Shares of Doncaster-based DFS Furniture plc fell as much as 7% after its first-half results revealed a decline in sales and profit and the firm cut its full-year revenue and profit guidance.
“After a solid start to January, market demand has weakened significantly over the last two months, with market order volumes down c16% year on year across January and February (H1 -10%) …” said DFS.
“The group has not been immune to this and today we provide updated guidance for the year ending 30 June 2024 (53 weeks) …
“Revenues expected to be in the range of £1,000m-£1,015m and PBT(A) to be in the range of £20-25m, excluding risk of Red Sea delays which we continue to monitor closely …
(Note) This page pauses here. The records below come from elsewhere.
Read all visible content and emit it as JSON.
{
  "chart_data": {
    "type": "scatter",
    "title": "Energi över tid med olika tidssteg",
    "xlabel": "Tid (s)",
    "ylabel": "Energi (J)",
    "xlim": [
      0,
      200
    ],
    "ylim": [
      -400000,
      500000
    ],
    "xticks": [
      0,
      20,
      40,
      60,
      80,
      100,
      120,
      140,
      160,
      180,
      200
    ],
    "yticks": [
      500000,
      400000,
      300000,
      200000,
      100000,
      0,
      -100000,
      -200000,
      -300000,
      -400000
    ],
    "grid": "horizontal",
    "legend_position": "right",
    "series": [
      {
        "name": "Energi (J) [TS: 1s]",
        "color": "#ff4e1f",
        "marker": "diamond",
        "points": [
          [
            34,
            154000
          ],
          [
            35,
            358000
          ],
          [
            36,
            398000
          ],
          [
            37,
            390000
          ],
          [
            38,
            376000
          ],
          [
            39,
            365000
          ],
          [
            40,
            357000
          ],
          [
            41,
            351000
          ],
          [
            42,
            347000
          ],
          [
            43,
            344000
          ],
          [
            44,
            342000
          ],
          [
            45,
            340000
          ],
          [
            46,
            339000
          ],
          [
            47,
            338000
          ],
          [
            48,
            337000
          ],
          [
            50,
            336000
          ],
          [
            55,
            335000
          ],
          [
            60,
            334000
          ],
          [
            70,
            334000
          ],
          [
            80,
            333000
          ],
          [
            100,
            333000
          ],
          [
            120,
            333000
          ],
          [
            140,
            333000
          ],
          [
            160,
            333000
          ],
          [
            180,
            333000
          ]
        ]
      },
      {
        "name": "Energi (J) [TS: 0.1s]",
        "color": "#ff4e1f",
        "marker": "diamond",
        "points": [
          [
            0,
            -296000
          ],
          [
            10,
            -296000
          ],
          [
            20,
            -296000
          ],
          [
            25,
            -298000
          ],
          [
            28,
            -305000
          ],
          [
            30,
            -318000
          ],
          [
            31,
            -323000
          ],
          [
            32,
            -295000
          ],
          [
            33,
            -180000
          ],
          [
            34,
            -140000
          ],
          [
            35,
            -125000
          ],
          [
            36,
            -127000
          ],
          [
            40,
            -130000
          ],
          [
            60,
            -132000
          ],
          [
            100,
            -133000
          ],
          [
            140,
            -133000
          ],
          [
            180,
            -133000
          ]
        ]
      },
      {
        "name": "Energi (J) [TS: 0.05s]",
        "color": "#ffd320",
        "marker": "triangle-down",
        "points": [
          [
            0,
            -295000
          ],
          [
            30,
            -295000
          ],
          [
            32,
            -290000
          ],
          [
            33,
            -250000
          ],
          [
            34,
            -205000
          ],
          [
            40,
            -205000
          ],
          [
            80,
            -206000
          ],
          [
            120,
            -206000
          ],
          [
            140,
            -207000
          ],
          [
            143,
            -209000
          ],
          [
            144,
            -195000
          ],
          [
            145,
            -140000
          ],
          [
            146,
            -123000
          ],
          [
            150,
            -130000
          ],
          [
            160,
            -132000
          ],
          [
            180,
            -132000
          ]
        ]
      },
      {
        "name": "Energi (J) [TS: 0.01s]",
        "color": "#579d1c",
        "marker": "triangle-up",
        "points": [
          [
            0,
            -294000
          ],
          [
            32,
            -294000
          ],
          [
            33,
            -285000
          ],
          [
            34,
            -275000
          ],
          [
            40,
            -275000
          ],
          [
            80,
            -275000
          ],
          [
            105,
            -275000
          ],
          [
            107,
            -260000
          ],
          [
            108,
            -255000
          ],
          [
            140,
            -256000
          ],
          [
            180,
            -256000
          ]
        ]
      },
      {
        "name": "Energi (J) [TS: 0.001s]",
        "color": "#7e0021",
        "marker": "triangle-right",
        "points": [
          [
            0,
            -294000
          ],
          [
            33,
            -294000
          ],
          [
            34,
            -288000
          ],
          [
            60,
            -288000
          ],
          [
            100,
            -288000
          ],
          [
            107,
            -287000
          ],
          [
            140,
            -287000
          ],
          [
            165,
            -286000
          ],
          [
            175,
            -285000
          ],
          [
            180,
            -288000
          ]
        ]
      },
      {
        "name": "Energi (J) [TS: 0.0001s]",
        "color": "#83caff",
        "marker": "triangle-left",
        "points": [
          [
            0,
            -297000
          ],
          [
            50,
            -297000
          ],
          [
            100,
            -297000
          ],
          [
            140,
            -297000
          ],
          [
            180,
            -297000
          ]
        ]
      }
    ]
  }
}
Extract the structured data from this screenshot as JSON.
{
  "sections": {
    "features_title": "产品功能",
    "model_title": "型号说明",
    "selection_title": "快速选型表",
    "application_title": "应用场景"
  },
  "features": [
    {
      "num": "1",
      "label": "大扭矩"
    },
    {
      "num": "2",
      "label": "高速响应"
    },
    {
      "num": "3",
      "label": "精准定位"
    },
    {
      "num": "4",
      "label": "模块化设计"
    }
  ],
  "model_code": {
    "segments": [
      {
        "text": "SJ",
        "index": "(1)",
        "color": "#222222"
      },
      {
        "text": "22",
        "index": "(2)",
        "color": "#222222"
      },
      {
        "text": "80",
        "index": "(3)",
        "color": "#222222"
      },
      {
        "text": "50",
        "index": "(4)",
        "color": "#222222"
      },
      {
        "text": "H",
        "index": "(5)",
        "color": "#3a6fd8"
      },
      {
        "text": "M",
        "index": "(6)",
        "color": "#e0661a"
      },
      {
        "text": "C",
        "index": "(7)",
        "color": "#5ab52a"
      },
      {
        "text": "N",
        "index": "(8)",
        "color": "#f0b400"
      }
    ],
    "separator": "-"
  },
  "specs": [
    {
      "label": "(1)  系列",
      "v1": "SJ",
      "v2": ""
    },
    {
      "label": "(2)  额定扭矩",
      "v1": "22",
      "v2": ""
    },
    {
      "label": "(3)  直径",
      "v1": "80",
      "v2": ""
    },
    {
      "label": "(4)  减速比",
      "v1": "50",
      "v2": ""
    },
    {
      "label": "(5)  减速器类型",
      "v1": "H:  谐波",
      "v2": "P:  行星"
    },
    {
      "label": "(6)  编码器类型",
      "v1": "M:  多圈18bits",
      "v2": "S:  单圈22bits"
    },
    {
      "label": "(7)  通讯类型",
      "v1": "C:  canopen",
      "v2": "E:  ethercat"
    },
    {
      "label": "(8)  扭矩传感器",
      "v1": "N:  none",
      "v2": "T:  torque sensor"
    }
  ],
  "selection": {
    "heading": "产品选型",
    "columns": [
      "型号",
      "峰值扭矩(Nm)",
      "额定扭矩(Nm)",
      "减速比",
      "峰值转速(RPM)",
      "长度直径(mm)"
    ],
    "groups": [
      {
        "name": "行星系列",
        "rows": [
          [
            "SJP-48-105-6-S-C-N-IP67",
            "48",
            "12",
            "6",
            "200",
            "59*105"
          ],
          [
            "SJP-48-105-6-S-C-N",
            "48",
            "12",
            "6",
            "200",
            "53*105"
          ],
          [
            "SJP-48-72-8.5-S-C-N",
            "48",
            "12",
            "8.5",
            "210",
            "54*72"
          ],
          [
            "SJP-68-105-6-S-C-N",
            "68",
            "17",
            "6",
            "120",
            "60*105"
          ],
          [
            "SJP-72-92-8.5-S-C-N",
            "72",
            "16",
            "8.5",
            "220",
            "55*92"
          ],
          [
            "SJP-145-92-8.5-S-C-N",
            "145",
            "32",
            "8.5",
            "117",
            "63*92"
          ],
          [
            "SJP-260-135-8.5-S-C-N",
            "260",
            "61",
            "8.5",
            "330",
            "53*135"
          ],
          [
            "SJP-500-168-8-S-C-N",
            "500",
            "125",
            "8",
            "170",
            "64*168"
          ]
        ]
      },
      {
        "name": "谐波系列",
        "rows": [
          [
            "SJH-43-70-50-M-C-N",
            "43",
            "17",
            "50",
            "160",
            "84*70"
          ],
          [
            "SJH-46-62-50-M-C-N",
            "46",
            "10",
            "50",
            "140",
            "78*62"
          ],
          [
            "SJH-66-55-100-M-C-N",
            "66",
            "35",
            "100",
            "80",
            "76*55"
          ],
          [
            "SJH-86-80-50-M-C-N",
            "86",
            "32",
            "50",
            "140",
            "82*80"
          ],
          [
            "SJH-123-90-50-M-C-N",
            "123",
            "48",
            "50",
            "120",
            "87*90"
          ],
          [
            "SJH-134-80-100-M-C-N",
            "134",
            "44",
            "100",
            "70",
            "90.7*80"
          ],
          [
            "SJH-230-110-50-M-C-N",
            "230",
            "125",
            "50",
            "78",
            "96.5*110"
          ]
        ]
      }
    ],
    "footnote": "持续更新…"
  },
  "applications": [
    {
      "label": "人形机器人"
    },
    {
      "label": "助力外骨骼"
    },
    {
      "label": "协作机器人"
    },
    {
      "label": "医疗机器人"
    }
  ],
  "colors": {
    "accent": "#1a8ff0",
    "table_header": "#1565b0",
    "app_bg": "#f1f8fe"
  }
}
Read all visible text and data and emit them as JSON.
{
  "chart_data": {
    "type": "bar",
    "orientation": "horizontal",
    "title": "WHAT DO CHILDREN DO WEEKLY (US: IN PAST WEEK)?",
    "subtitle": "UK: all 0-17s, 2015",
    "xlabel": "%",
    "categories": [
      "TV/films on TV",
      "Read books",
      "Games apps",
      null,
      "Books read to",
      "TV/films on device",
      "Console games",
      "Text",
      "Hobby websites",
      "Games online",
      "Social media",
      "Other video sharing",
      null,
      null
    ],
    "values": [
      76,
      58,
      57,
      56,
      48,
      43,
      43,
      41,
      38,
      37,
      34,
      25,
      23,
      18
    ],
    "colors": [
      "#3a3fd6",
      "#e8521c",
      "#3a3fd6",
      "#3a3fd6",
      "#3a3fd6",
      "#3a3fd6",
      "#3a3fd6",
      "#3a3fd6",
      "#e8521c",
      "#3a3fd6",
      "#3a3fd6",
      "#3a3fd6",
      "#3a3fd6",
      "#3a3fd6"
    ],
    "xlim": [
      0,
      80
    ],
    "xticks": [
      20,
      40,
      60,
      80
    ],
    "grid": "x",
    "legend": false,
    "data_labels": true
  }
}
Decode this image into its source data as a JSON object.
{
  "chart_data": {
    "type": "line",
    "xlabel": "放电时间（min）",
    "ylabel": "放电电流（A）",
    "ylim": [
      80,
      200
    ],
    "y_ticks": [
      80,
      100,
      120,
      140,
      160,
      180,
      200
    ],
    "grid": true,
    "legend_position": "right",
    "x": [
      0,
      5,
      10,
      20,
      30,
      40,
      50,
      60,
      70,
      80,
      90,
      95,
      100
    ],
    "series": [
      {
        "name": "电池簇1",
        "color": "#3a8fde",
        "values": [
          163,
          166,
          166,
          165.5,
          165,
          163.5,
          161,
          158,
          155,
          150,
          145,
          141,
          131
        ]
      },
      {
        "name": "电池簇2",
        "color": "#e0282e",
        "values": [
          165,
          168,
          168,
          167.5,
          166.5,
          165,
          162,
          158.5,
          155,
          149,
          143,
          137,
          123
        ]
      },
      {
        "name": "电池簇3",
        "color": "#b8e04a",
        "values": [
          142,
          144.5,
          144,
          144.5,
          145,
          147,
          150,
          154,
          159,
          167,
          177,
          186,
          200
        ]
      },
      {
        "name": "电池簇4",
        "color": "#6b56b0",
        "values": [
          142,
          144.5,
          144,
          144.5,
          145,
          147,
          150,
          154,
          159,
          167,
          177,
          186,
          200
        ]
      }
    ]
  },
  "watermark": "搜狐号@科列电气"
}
“This represents a £60-£65m reduction in revenue guidance, partially mitigated to a £10m reduction in PBT(A) guidance, supported by strong progress on costs and gross margins …
“The guidance assumes H2 market volumes broadly consistent with H1 year on year, in a range of -8% to -10%, supported by weaker Q4 comparatives and a level of pent up demand following the weak January and February.
“We remain cautious about consumer confidence starting to improve and benefit demand until FY25 …
“H2 group year on year order intake of -2% to -4% (H1 -1.1%) is based on our assumptions for H2 market volumes and our spring trading plans …
“If the Red Sea issues continue through to our year end, potential delivery delays could result in up to £4m of profit being deferred into our following financial year.”
For the 26-week period ended December 24, 2023, DFS said gross sales fell 5.6% to £666.2 million, revenue fell 7.2% to £505.1 million and reported profit before tax fell to £900,000 from £6.8 million. Interim dividend per share fell to 1.1p from 1.5p.
DFS CEO Tim Stacey said: “Whilst the current macroeconomic situation has presented many challenges, we are pleased to have extended our market leadership while reporting a resilient profit performance through the first half.
“As a result of weaker market demand we have lowered our FY24 profit guidance to £20-£25m, excluding the potential risk of Red Sea delays which we continue to monitor closely.
“This reflects revenue guidance reducing by £60-65m, partially mitigated by good progress on our Cost to Operate programme.
“We remain confident in both our long-term growth strategy and the capability to deliver on our objectives.
“We remain well positioned to improve our profit margins without market recovery and remain confident in delivering our 8% PBT target when the market recovers.”